Mercredi 24 Novembre 2010 - Lu 48 fois
Catégories : Hautes-Pyrénées

Un conseiller prud'homal demande à Jean-Pierre Trinquier, directeur du Centre départemental de travail protégé et d'hébergement (Cedepth), s'il n'y avait pas d'autres moyens « pour préserver ces emplois ». Réponse du travailleur social : « En quarante ans de métier, être obligé de licencier neuf personnes, si une autre solution avait existé, nous l'aurions fait ».

Ce n'est pas l'avis de quatre des neuf salariés licenciés de l'entreprise adaptée d'Odos, qui attaque le Cedepth devant le conseil de prud'hommes de Tarbes. L'affaire a été évoquée lundi pour deux d'entre eux. Pour les deux autres, ce sera le 6 décembre.

Mme Truc, conseil de Dominique Pion et Roland Cazassus, estime, en substance, les licenciements inadaptés. Elle indique que l'entreprise n'a pas respecté les critères en vigueur pour établir « l'ordre des licenciements ». L'ancienneté tout d'abord. Plusieurs personnes ont été embauchées après Roland Cazassus et Dominique Pion.
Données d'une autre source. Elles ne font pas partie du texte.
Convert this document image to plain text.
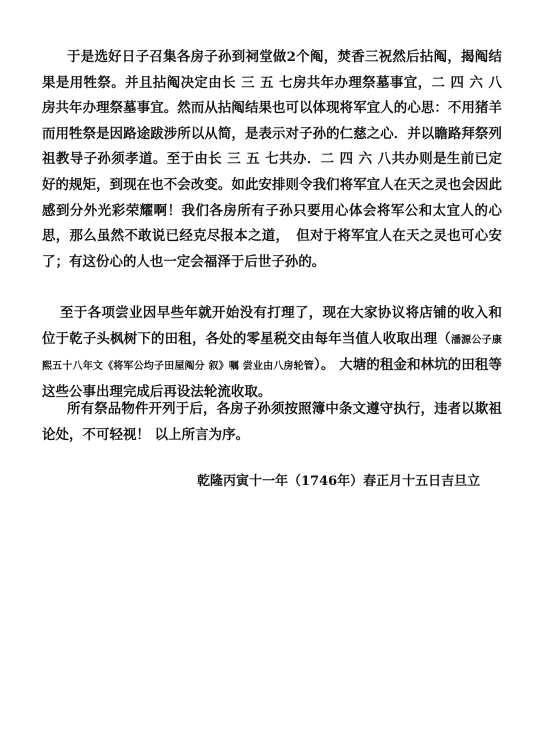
于是选好日子召集各房子孙到祠堂做2个阄，焚香三祝然后拈阄，揭阄结果是用牲祭。并且拈阄决定由长 三 五 七房共年办理祭墓事宜，二 四 六 八房共年办理祭墓事宜。然而从拈阄结果也可以体现将军宜人的心思：不用猪羊而用牲祭是因路途跋涉所以从简，是表示对子孙的仁慈之心．并以瞻路拜祭列祖教导子孙须孝道。至于由长 三 五 七共办．二 四 六 八共办则是生前已定好的规矩，到现在也不会改变。如此安排则令我们将军宜人在天之灵也会因此感到分外光彩荣耀啊！我们各房所有子孙只要用心体会将军公和太宜人的心思，那么虽然不敢说已经克尽报本之道，　但对于将军宜人在天之灵也可心安了；有这份心的人也一定会福泽于后世子孙的。

至于各项尝业因早些年就开始没有打理了，现在大家协议将店铺的收入和位于乾子头枫树下的田租，各处的零星税交由每年当值人收取出理（潘源公子康熙五十八年文《将军公均子田屋阄分 叙》嘱 尝业由八房轮管）。 大塘的租金和林坑的田租等这些公事出理完成后再设法轮流收取。

所有祭品物件开列于后，各房子孙须按照簿中条文遵守执行，违者以欺祖论处，不可轻视！ 以上所言为序。

乾隆丙寅十一年（1746年）春正月十五日吉旦立
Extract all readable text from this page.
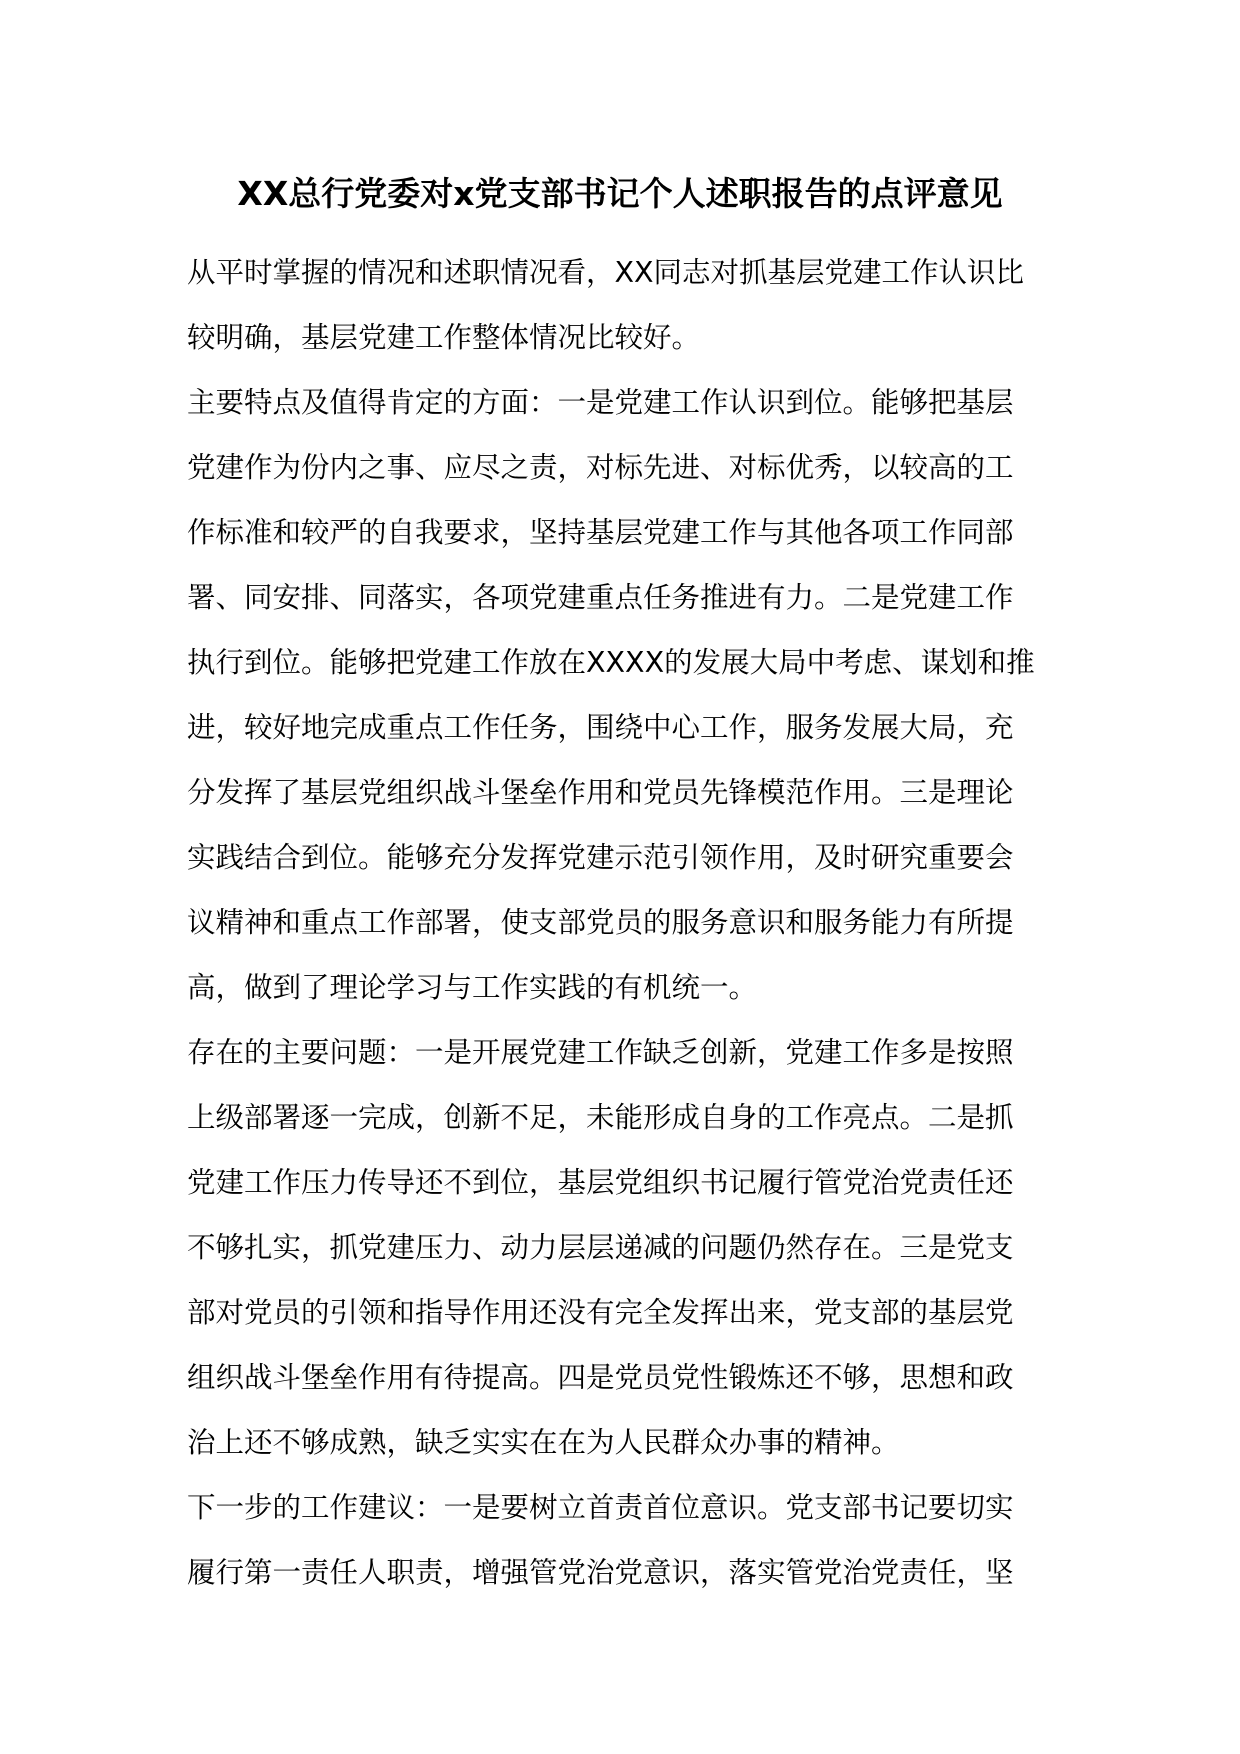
XX总行党委对x党支部书记个人述职报告的点评意见
从平时掌握的情况和述职情况看，XX同志对抓基层党建工作认识比
较明确，基层党建工作整体情况比较好。
主要特点及值得肯定的方面：一是党建工作认识到位。能够把基层
党建作为份内之事、应尽之责，对标先进、对标优秀，以较高的工
作标准和较严的自我要求，坚持基层党建工作与其他各项工作同部
署、同安排、同落实，各项党建重点任务推进有力。二是党建工作
执行到位。能够把党建工作放在XXXX的发展大局中考虑、谋划和推
进，较好地完成重点工作任务，围绕中心工作，服务发展大局，充
分发挥了基层党组织战斗堡垒作用和党员先锋模范作用。三是理论
实践结合到位。能够充分发挥党建示范引领作用，及时研究重要会
议精神和重点工作部署，使支部党员的服务意识和服务能力有所提
高，做到了理论学习与工作实践的有机统一。
存在的主要问题：一是开展党建工作缺乏创新，党建工作多是按照
上级部署逐一完成，创新不足，未能形成自身的工作亮点。二是抓
党建工作压力传导还不到位，基层党组织书记履行管党治党责任还
不够扎实，抓党建压力、动力层层递减的问题仍然存在。三是党支
部对党员的引领和指导作用还没有完全发挥出来，党支部的基层党
组织战斗堡垒作用有待提高。四是党员党性锻炼还不够，思想和政
治上还不够成熟，缺乏实实在在为人民群众办事的精神。
下一步的工作建议：一是要树立首责首位意识。党支部书记要切实
履行第一责任人职责，增强管党治党意识，落实管党治党责任，坚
La situation de famille ? Mme Truc souligne que la direction « ne pouvait ignorer » qu'ils formaient un couple. Aussi, les licencier en même temps tous les deux pour motif économique « montre que le critère de la situation de famille n'a pas été respecté ». Le critère de qualification ne peut, selon elle, pas plus être retenu « car il est le même pour tous ces salariés ». Enfin, les difficultés à retrouver un emploi. « Roland Cazassus, né en 1953, est le plus âgé et aura encore plus de difficultés à retrouver un travail ».

Le conseil des deux salariés conteste également « la réalité du motif économique ». Elle explique, notamment, « que des commandes ont été transférées à l'Esat de Vic ». Et d'ajouter qu'il « n'y a eu aucune proposition de reclassement ». Mme Truc réclame 15.000 ? de dommages et intérêts pour chacun des deux salariés.

Me Montamat, avocat du Cedepth, rappelle, pour sa part, la situation économique calamiteuse de l'entreprise adaptée d'Odos, « avec un déficit cumulé de 251.000 ? au 31 décembre 2009 ». Un passif dû notamment à la baisse combinée du plan de charge et des aides de l'État, qui représentaient 93 % du chiffre d'affaires de l'entreprise adaptée.